Hey, check out Debenhams. They have a brand i believe called "Maine". I normally wear a XXL in clothes from let's say USA brands like Old Navy, or Banana Republic, or Macy's type brands like Hilfiger, Perry Ellis, Guess, etc....but this company "Maine" I'm swimming in the XXL, the XL actually fits me ok. So this is something to look into and they go up to XXXL.


----------



## Edino (Sep 22, 2013)

catchyusername said:


> I'm 6'3" and pushing 270lbs. I was advised by another large person that finding clothes in Dubai for people like us is near impossible, and its just easier to get clothes from home. Is this true? I've only been here a week and I can't say I have performed and exhaustive search, but so far it seems like XXL here means L in American sizes.
> 
> To all other Americans I am sorry for perpetuating the stereotype.

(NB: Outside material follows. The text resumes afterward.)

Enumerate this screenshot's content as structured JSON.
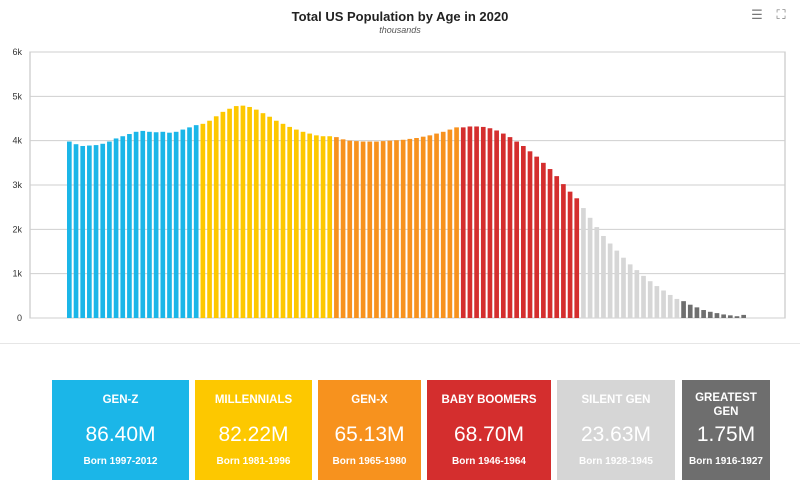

It is true, its very difficult to find large size clothes in Dubai. Definetly no mall here caters for my size. I am 6"3 and 350lbs, and find myself order most stuff over the net. Amazon has a good section. bigmen.com is an other one to recommend. The rest I all bring in when on vacation....


----------



## Zexotic (Sep 3, 2011)

There is a separate section for large sized clothes in Splash at Centrepoint in Mall of the Emirates. Not sure about other centrepoint stores.


----------



## Gavtek (Aug 23, 2009)

I'm sure I remember seeing a big person section in one of the stores in Marina Mall. Iconic maybe?


----------



## Windsweptdragon (Aug 12, 2012)

Just walked past the Big and Tall store in Bur Dubai. According to their shop window they do sizes up to 15XL.


----------